Оставив убогую клячу за кустами, сквозь знакомую дыру в плетне Мач забрался во двор.
Двор был одновременно захламлен и пуст. То есть не было ничего живого, зато валялась зубьями вверх борона, выломанная дверь хлева, скамейки из дома, еще какая-то рухлядь.
Вдруг с лаем примчался Кранцис. Он скакал у ног, подпрыгивал, лизал в щеку и так подвывал, так скулил, будто силился рассказать недоброе. Вслед за ним появился и Инцис, жалобно мяукая.
Мач подхватил на руки обоих хвостатых приятелей и расцеловал их в морды. Так и застала его мать – с барахтающимися псом и котом в обнимку.
– Сынок! – крикнула она и побежала навстречу. Парень бросил Инциса с Кранцисом и распахнул объятия.
Но истосковавшаяся мама, подбежав, первым делом замахнулась и отвесила ему хорошую оплеуху.
– Ты, негодник, что натворил?! – воскликнула она. – Думаешь, я про твои безобразия не слыхала?..
Мач понял, что с возвращением он поспешил.
– Я ничего такого не делал! – принялся он оправдываться. – Я только говорил людям, что вслед за пруссаками придут французы, и жить станет гораздо легче. Они нас освободят… работать больше не придется, разве что в своем хозяйстве…
– И кричал, чтобы немедленно перестали выходить на барщину! – первая оплеуха пришлась по левой щеке, зато вторая – по правой.
Мач ошалело тряхнул кудлатой головой – и вдруг увидел на траве брошенный отцовский пояс.
– Да что тут у вас стряслось? – воскликнул он. – Где отец? Где Каспар? Где Петерис? Где Гриета, дед, Мартиньш?..
– Отец?!.
Мач схлопотал и третью оплеуху.
Тут только он понял, что произошло.
– Ты о чем думал? – яростно спросила мать, и Мач поразился – редко, очень редко подымала на детей голос эта бодрая, крепкая, певучая женщина. – Ты о братьях думал?
Надо отдать Мачу должное – вообще-то он иногда думал о своих умных братцах. Но, проповедуя в окрестностях свободу, напрочь позабыл о собственном семействе. Свобода – это было прекрасно! А семейство, в особенности братья, было чересчур привычно и вовсе ни к чему посреди всей этой великолепной суматохи.
К тому же, Мач, как третий отцовский сын, не мог рассчитывать на большое наследство. И это тоже не способствовало большой любви к старшим братьям.
– Что мы теперь делать будем? – продолжала яростная мать. – Отец у нас сейчас – не работник. А рожь убирать? Мартиньш в имение уйдет, ему припас нужно дать…

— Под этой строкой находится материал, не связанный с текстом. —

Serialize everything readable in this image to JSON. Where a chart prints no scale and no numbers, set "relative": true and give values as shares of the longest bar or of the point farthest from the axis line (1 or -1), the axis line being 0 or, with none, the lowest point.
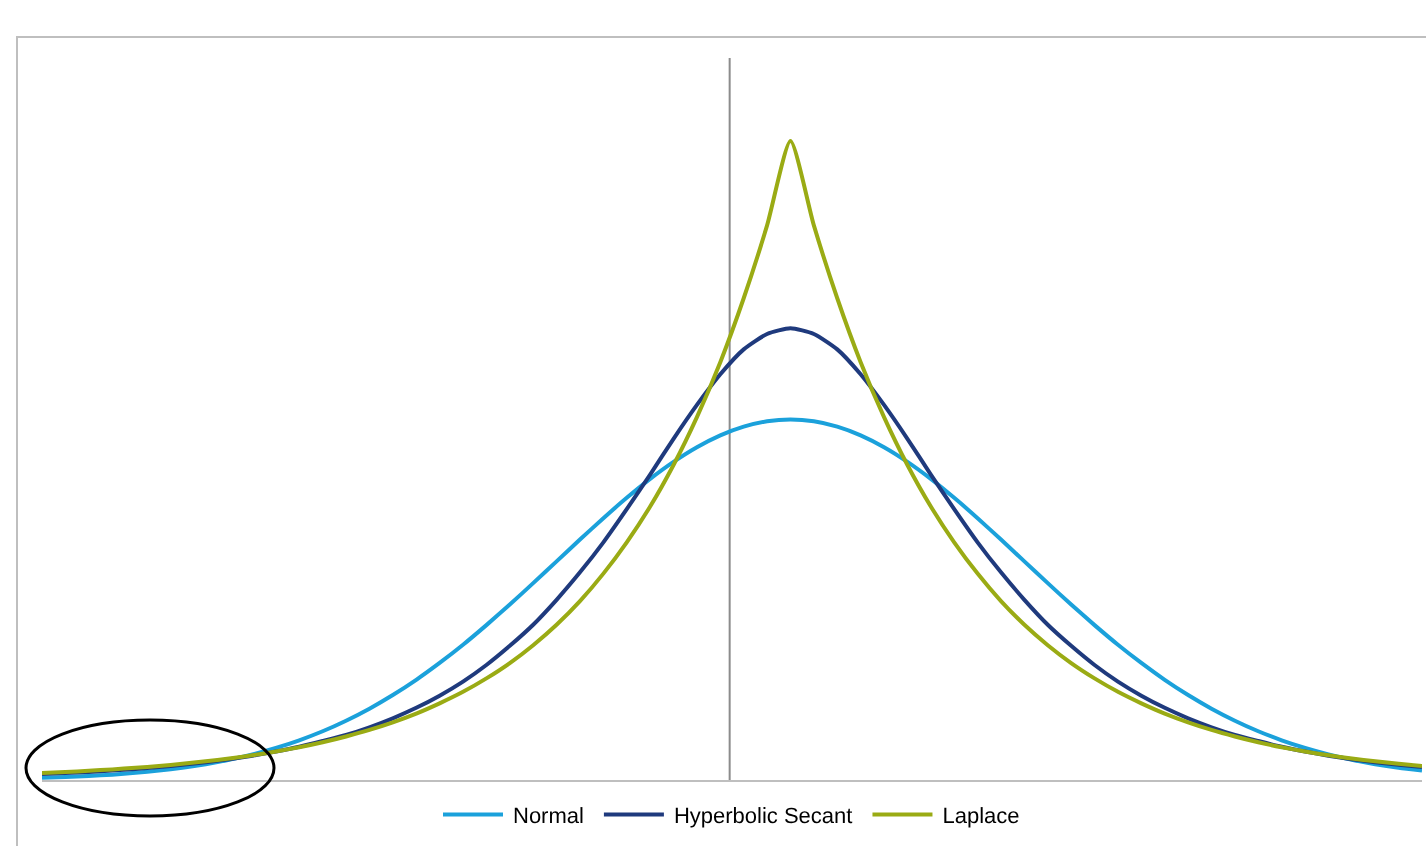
{
  "chart_data": {
    "type": "line",
    "relative": true,
    "legend": "bottom",
    "grid": false,
    "marker": "none",
    "line_style": "solid",
    "tick_labels": false,
    "categories": [
      null,
      null,
      null,
      null,
      null,
      null,
      null,
      null,
      null,
      null,
      null,
      null,
      null,
      null,
      null,
      null,
      null,
      null,
      null,
      null,
      null,
      null,
      null,
      null,
      null,
      null,
      null,
      null,
      null,
      null,
      null,
      null,
      null,
      null,
      null,
      null,
      null,
      null,
      null,
      null,
      null,
      null,
      null,
      null,
      null,
      null,
      null,
      null,
      null,
      null,
      null,
      null,
      null,
      null,
      null,
      null,
      null,
      null,
      null,
      null
    ],
    "series": [
      {
        "name": "Normal",
        "color": "#1ba1db",
        "values": [
          0.0034,
          0.0046,
          0.0063,
          0.0084,
          0.0112,
          0.0147,
          0.0192,
          0.0248,
          0.0317,
          0.0401,
          0.0502,
          0.0622,
          0.0763,
          0.0928,
          0.1117,
          0.133,
          0.1568,
          0.1832,
          0.2117,
          0.2424,
          0.2746,
          0.3081,
          0.3422,
          0.3763,
          0.4097,
          0.4416,
          0.4713,
          0.4979,
          0.5208,
          0.5394,
          0.553,
          0.5614,
          0.5642,
          0.5614,
          0.553,
          0.5394,
          0.5208,
          0.4979,
          0.4713,
          0.4416,
          0.4097,
          0.3763,
          0.3422,
          0.3081,
          0.2746,
          0.2424,
          0.2117,
          0.1832,
          0.1568,
          0.133,
          0.1117,
          0.0928,
          0.0763,
          0.0622,
          0.0502,
          0.0401,
          0.0317,
          0.0248,
          0.0192,
          0.0147
        ]
      },
      {
        "name": "Hyperbolic Secant",
        "color": "#1f3a7d",
        "values": [
          0.0093,
          0.0109,
          0.0127,
          0.0149,
          0.0174,
          0.0204,
          0.0238,
          0.0279,
          0.0326,
          0.0381,
          0.0446,
          0.0521,
          0.061,
          0.0705,
          0.0825,
          0.0966,
          0.113,
          0.132,
          0.154,
          0.18,
          0.21,
          0.243,
          0.282,
          0.325,
          0.372,
          0.424,
          0.478,
          0.534,
          0.587,
          0.635,
          0.674,
          0.698,
          0.707,
          0.698,
          0.674,
          0.635,
          0.587,
          0.534,
          0.478,
          0.424,
          0.372,
          0.325,
          0.282,
          0.243,
          0.21,
          0.18,
          0.154,
          0.132,
          0.113,
          0.0966,
          0.0825,
          0.0705,
          0.061,
          0.0521,
          0.0446,
          0.0381,
          0.0326,
          0.0279,
          0.0238,
          0.0204
        ]
      },
      {
        "name": "Laplace",
        "color": "#9aab14",
        "values": [
          0.0108,
          0.0125,
          0.0144,
          0.0166,
          0.0191,
          0.022,
          0.0253,
          0.0292,
          0.0336,
          0.0387,
          0.0446,
          0.0513,
          0.0591,
          0.0681,
          0.0784,
          0.0903,
          0.104,
          0.12,
          0.138,
          0.159,
          0.183,
          0.211,
          0.243,
          0.28,
          0.323,
          0.372,
          0.428,
          0.493,
          0.568,
          0.654,
          0.754,
          0.868,
          1,
          0.868,
          0.754,
          0.654,
          0.568,
          0.493,
          0.428,
          0.372,
          0.323,
          0.28,
          0.243,
          0.211,
          0.183,
          0.159,
          0.138,
          0.12,
          0.104,
          0.0903,
          0.0784,
          0.0681,
          0.0591,
          0.0513,
          0.0446,
          0.0387,
          0.0336,
          0.0292,
          0.0253,
          0.022
        ]
      }
    ]
  }
}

– Опять в имение? – удивился Мач. Ему, бедолаге, трудно было усвоить, что после всех страстных речей, песен, беготни, народного гвалта и потасовок опять приходится брать в руки косу, вилы, или что там по погоде полагается…
– Ты что, забыл – долг за нами! Еды в доме – хорошо коли на два дня.
– А мешок с крупой?
Четвертая оплеуха прояснила судьбу мешка с крупой. А рука у мамы была тяжелая.
Мач присел на корточки, держась руками за щеки.
– Поросят прямо здесь зарезали. Овец и коров увели – но старостина Гриета прибегала, сказала – они на дворе у старосты, можно будет откупиться. Все из-за тебя! Только Кранцис с Инцисом уцелели.
– Главное – едоки живы, – мрачновато пошутил Мач, но тут-то мать и разрыдалась.
– Ну, что еще случилось? И где братцы? Что с дедом?
– Дед?.. В бане дед… – сквозь слезы произнесла мать.
– Что же он среди недели в баню забрался? – уже почти понимая, что случилось, но не желая верить, спросил Мач.
– Как хоронить будем – не представляю! – воскликнула мать. – Пастору за каждое слово плати! Каспар с Петерисом пропали, никто ничего понять не может – пруссаки их что ли увели? Рекрутами?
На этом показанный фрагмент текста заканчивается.